U.S. NEWS

More Than 2,000 Containers Of Fetal Remains Found In Garage After Doctor's Death

Illinois authorities are baffled over why the former abortion provider hadn't followed standard medical practices.
Will County Sheriff Mike Kelley, left, at a news conference Thursday with Will County State's Attorney James Glasgow in Jolie
Will County Sheriff Mike Kelley, left, at a news conference Thursday with Will County State's Attorney James Glasgow in Joliet, Illinois.

Thousands of medically preserved fetal remains were found inside the home of an Illinois abortion provider who recently died. Now authorities are asking women who may be linked to the case to come forward.

Dr. Ulrich Klopfer’s family made the startling discovery in his garage after his death at age 75 on Sept. 3, finding the 2,246 containers while looking through his personal effects, according to the Will County Sheriff’s Office. On Sept. 12, the family’s attorney called the coroner’s office to report the finding and request that the containers be properly removed.

Crime scene investigators, detectives and representatives of the coroner’s office arrived at the home and collected the remains.

At a news conference Thursday, authorities delivered little new information about the case, acknowledging they are baffled as to what the doctor’s motive may have been for breaking with standard medical practice to keep the remains. 

According to Sheriff Mike Kelley, the containers were dated from 2000 to 2002, which coincided with Klopfer’s work at three abortion clinics in Indiana. Klopfer was an osteopath whose license to practice expired in October 2017, according to Indiana records. There was no evidence of any medical procedures having occurred on his property. 

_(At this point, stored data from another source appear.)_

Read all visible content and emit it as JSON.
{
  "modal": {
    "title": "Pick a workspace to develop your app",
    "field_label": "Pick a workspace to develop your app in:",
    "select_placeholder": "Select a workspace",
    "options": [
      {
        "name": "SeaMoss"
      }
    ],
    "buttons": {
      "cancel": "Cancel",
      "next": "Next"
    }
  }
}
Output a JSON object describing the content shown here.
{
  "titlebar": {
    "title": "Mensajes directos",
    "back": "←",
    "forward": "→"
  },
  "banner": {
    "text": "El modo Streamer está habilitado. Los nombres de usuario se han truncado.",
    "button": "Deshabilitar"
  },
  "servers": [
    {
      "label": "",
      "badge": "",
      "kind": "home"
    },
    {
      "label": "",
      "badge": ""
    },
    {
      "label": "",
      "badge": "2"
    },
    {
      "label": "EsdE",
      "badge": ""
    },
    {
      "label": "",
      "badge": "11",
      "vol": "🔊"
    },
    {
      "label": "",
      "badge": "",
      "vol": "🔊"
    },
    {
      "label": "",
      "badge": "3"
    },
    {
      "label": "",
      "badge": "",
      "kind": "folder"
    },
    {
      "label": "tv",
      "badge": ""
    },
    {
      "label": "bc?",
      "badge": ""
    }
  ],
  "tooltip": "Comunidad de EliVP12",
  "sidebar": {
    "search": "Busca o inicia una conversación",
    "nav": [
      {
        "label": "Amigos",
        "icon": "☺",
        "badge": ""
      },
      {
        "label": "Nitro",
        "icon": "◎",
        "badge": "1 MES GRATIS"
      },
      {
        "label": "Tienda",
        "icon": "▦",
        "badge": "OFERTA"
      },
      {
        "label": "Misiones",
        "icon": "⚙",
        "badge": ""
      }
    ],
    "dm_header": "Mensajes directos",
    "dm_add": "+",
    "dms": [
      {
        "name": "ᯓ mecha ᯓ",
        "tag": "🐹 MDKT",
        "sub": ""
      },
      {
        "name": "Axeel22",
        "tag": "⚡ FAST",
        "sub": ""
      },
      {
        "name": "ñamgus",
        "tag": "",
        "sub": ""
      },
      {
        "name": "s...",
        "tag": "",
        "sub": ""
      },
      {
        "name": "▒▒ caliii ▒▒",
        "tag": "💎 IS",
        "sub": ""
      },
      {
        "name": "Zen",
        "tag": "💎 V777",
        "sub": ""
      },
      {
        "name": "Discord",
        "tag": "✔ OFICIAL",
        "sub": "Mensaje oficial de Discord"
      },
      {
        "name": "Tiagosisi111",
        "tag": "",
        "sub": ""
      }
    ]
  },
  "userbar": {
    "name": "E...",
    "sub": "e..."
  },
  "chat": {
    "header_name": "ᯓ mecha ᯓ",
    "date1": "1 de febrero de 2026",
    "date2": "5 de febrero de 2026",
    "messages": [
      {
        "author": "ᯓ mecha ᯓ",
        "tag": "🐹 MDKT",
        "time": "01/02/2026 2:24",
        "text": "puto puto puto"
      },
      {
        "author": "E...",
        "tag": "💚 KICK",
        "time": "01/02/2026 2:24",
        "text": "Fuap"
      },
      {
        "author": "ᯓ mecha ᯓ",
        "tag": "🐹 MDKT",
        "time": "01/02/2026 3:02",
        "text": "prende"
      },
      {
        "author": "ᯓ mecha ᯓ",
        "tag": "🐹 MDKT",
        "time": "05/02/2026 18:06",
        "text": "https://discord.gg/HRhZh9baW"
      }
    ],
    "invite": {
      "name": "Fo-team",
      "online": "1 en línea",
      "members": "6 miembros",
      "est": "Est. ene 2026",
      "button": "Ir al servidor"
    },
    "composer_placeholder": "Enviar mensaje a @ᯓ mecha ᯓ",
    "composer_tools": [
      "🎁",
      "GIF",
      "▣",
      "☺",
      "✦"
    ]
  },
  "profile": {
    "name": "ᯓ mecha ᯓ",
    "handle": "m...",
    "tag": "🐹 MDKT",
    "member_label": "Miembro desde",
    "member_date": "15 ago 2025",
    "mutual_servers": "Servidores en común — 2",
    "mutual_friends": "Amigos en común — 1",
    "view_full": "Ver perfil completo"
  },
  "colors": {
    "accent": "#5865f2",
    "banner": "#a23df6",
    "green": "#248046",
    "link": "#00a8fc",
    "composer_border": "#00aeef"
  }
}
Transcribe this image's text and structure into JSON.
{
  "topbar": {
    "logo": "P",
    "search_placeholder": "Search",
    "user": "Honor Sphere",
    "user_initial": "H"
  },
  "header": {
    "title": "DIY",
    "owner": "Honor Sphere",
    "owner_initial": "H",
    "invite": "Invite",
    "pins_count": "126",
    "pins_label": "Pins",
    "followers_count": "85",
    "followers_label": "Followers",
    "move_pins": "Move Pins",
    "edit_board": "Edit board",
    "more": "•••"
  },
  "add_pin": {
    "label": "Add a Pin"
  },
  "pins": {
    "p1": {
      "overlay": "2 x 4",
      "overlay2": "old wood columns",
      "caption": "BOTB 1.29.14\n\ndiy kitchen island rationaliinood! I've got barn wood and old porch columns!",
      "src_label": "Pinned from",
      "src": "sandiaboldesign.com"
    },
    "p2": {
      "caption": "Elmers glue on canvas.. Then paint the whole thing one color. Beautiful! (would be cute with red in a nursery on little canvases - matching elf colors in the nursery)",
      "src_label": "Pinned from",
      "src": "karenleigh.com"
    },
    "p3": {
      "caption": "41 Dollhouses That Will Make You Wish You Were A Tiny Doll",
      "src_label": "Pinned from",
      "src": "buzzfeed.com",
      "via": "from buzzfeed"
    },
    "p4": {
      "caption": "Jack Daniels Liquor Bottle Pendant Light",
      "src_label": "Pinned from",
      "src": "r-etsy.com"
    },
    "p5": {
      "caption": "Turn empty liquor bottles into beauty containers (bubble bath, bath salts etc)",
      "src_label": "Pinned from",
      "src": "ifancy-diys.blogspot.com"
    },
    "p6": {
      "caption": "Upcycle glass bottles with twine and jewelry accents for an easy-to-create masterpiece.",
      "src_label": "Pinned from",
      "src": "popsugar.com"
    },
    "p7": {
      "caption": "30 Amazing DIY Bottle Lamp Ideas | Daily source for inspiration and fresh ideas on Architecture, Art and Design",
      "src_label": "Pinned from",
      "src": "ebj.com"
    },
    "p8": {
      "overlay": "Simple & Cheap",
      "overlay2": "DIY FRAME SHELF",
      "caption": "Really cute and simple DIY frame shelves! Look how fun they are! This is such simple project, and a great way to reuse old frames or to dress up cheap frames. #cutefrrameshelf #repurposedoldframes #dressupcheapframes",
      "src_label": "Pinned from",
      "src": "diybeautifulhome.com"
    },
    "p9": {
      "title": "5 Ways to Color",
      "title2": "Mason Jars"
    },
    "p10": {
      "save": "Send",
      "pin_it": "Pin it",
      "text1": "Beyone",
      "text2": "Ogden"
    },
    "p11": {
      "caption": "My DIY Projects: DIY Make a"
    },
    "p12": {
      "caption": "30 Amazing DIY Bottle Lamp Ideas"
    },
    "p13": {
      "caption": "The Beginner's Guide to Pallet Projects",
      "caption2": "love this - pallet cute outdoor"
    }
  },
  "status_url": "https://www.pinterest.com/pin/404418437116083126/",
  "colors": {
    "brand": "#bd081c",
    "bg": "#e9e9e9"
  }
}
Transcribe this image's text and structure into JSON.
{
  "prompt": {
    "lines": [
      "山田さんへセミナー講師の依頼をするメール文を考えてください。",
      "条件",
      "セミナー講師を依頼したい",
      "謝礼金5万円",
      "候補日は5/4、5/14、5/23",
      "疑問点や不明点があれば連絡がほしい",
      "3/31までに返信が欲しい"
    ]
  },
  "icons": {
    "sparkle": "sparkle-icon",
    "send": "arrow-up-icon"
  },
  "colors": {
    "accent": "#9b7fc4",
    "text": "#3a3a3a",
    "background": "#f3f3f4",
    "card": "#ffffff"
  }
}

A Will County sheriff's patrol is stationed outside the home of the late Dr. Ulrich Klopfer on Thursday in a village south of
A Will County sheriff's patrol is stationed outside the home of the late Dr. Ulrich Klopfer on Thursday in a village south of Chicago.

“I can tell you, the 31 years that I’ve been doing this job, I’ve never seen anything like this ever,” Kelley told reporters. “It’s one of those once-in-a-lifetime things.”

It’s unlikely neighbors would have noticed anything was amiss because Klopfer’s garage “was just like anybody else’s garage,” Kelley said.

“Just imagine your garage ― you walk in and you’re storing whatever ― car parts, bottles of motor oil ― that’s what the garage looked like, basically, ceiling to floor.”

The remains are set to be turned over to the Indiana attorney general’s office to be preserved as evidence. Women who have had abortions and suspect they may be linked to the case have been encouraged to reach out to the Indiana attorney general’s office.